Collaborative Research: Kinematic Reductions for Underactuated Mechanical Systems

合作研究：欠驱动机械系统的运动学简化

• 批准号: 0301567
• 负责人: Kevin Lynch
• 金额: $ 19万
• 依托单位: Northwestern University
• 依托单位国家: 美国
• 项目类别: Continuing Grant
• 财政年份: 2003
• 资助国家: 美国
• 起止时间: 2003-09-01 至 2007-08-31
• 项目状态: 已结题
• 来源: https://www.nsf.gov/awardsearch/showAward?AWD_ID=0301567&HistoricalAwards=false
• 关键词: Collaborative; Research; Kinematic; Reductions; Underactuated

One of the most fundamental capabilities for an autonomous orsemi-autonomous robot system is the ability to quickly plan andreliably execute its own motions. We will study these fundamentalproblems for underactuated mechanical systems -- systems with feweractuators than degrees-of-freedom. Our interest in controlling thisclass of systems stems from two considerations. (1) It allowssoftware control redundancy (as opposed to mechanical or actuationredundancy) when one or more actuators of a fully actuated systemfails. (2) It is possible to design inexpensive mechanical systems byminimizing expensive mechanical elements such as actuators andtransmissions and replacing them with advanced control algorithms.We will explore a novel concept for mechanical control systems calledkinematic reductions. A kinematic reduction of a mechanical system isa first-order driftless system whose trajectories can be followed bythe second-order mechanical system. Kinematic reductions allowkinematic constraints (such as obstacles and joint limits) andactuator limits to be handled in a computationally efficient manner,allowing the possibility of real-time trajectory generation forunderactuated systems. Kinematic reductions encode the notion of``preferred'' motion directions for the system, allowing the plannedtrajectories to be followed quickly.To make full use of these properties of mechanical systems forreal-time trajectory generation and control, we will study a number ofopen issues. These include understanding when the kinematic reductionallows for closed-form calculation of motion plans for underactuatedsystems; adapting efficient kinematic motion planners from therobotics literature to kinematically controllable systems; localtrajectory optimization; feedback control to stabilize trajectories ofthe kinematic reductions; and implementation and validation of thecontrol strategies on an experimental vehicle. We also plan toexplore the role kinematic reductions will play in developingreduced-complexity hierarchical hybrid motion models.

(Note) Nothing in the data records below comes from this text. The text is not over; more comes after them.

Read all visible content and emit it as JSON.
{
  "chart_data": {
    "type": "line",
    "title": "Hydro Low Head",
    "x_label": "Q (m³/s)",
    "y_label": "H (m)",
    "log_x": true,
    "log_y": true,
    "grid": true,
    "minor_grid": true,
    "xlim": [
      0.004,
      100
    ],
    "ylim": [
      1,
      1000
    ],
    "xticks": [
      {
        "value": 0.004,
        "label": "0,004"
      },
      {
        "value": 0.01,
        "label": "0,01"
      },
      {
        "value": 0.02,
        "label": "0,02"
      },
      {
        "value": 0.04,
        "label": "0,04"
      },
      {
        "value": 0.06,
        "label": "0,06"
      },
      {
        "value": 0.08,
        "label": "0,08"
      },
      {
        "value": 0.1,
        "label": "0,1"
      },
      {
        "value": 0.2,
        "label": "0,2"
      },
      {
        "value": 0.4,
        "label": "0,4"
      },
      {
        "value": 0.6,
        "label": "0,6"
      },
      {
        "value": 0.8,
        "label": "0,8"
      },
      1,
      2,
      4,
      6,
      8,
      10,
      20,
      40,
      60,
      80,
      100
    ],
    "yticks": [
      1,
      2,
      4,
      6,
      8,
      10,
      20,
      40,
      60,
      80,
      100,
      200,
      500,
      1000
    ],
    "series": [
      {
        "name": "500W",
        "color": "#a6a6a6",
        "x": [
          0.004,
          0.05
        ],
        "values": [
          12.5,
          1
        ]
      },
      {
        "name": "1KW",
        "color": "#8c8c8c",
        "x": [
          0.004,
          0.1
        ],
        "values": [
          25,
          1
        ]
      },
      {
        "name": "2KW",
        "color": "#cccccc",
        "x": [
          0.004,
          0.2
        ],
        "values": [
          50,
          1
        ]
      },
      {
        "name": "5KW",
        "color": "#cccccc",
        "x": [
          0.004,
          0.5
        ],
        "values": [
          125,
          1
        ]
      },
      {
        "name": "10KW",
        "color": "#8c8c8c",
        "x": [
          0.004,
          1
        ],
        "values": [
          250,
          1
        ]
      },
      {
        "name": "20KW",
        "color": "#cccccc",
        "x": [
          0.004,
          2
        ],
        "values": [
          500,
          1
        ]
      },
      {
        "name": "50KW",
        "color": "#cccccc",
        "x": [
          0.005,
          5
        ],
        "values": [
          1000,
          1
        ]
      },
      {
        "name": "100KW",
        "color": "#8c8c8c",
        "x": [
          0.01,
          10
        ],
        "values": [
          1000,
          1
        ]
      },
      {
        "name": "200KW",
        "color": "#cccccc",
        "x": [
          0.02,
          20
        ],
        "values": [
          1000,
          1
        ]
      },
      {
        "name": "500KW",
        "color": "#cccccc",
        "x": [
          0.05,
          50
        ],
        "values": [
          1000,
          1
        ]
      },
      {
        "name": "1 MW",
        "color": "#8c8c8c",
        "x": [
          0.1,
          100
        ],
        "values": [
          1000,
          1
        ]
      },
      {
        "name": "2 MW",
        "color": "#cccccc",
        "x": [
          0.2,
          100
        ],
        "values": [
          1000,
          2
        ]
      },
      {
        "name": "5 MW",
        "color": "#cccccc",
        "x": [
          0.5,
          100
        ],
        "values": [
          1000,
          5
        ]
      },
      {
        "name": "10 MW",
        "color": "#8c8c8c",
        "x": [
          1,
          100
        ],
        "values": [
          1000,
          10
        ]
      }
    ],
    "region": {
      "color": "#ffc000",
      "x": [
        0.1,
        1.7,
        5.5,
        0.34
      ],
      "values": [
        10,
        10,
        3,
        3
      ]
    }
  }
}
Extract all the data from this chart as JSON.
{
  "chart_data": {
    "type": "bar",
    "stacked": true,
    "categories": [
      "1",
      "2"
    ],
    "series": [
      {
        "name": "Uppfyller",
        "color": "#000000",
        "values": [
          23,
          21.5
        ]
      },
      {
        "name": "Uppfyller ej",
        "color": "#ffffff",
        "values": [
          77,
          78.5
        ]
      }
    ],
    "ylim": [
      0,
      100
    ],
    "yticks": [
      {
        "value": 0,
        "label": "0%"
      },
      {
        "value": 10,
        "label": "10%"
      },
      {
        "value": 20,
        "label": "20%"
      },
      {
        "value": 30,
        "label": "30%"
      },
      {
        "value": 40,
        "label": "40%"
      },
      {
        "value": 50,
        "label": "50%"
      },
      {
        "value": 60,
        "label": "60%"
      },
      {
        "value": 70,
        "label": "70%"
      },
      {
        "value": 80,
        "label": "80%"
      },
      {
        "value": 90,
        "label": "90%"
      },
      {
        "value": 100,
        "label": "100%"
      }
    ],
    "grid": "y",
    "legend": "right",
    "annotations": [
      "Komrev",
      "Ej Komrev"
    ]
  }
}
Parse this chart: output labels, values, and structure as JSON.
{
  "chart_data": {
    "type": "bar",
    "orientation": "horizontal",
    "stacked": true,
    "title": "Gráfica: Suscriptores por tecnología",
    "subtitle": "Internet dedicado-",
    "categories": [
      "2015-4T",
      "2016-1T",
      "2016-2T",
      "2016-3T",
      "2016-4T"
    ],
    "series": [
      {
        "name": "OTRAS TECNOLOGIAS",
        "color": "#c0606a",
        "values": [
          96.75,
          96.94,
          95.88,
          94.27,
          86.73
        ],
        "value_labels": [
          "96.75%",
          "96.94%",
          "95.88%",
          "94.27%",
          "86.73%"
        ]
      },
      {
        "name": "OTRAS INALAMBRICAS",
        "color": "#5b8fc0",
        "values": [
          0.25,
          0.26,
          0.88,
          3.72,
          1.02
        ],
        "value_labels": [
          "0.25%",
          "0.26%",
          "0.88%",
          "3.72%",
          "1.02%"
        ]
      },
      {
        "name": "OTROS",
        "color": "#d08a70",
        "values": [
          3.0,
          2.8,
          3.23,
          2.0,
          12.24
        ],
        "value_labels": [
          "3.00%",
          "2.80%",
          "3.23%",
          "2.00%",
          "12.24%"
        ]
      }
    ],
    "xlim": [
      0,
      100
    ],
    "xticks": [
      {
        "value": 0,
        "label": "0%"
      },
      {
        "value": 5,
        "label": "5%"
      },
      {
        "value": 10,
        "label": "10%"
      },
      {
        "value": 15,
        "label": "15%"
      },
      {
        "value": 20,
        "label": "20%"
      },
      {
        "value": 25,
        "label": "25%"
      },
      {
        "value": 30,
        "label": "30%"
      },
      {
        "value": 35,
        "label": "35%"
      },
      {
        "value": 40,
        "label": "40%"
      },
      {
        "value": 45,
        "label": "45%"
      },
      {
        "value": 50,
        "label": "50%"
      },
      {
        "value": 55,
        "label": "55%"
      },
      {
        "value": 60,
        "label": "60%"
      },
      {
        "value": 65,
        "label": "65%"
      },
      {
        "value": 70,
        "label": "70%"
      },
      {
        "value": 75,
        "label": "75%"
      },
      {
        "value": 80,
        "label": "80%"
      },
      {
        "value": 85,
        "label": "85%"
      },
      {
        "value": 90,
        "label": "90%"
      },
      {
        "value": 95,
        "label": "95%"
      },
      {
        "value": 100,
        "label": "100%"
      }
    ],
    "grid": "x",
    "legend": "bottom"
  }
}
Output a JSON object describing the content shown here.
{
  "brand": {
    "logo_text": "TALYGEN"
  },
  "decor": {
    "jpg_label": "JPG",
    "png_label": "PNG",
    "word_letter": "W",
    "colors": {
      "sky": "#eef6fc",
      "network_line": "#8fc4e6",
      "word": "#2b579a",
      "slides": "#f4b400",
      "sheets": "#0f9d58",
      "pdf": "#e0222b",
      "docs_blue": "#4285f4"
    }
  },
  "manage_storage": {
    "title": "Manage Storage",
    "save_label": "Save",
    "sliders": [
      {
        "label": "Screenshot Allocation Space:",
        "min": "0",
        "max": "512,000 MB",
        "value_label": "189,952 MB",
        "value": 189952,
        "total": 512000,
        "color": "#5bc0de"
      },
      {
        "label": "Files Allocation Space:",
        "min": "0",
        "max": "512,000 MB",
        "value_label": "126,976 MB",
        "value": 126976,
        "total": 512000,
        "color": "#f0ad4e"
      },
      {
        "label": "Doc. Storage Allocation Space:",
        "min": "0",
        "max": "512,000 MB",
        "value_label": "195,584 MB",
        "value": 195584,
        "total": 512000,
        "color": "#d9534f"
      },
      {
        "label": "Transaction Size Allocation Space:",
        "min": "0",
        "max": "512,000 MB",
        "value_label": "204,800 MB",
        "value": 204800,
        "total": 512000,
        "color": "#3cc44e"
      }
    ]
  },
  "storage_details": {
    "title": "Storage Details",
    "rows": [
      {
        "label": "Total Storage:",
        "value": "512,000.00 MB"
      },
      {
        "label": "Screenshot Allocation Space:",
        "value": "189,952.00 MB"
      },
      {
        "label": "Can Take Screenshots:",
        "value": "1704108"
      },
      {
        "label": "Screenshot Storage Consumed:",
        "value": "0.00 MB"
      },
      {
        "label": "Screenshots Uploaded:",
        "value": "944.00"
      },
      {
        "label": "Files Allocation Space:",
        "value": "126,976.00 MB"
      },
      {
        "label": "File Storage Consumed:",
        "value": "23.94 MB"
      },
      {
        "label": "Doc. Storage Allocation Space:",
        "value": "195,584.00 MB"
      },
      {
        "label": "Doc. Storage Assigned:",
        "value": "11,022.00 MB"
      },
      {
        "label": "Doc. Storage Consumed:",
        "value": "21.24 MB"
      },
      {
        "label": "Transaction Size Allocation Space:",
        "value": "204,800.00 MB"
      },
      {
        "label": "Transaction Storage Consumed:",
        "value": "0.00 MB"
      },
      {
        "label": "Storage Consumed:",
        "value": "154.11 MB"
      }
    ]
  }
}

自主或半自主机器人系统最基本的能力之一是能够快速规划并可靠地执行自己的运动。 我们将研究欠驱动机械系统（执行器数量少于自由度的系统）的这些基本问题。 我们对控制此类系统的兴趣源于两个考虑。 (1) 当完全驱动系统的一个或多个执行器发生故障时，它允许软件控制冗余（与机械或驱动冗余相对）。 (2) 通过最小化执行器和变速器等昂贵的机械元件并用先进的控制算法替代它们，可以设计廉价的机械系统。我们将探索一种称为运动学简化的机械控制系统新概念。 机械系统的运动学简化是一阶无漂移系统，其轨迹可由二阶机械系统遵循。 运动学简化允许以计算有效的方式处理运动学约束（例如障碍物和关节限制）和执行器限制，从而可以为欠驱动系统生成实时轨迹。 运动学简化编码了系统“首选”运动方向的概念，允许快速遵循计划的轨迹。为了充分利用机械系统的这些特性进行实时轨迹生成和控制，我们将研究许多开放问题。 其中包括了解运动学简化何时允许对欠驱动系统的运动计划进行封闭式计算；将有效的运动规划器从机器人学文献改编为运动学可控系统；局部轨迹优化；反馈控制以稳定运动减速的轨迹；以及控制策略在实验车辆上的实施和验证。 我们还计划探索运动学简化在开发复杂性降低的分层混合运动模型中所发挥的作用。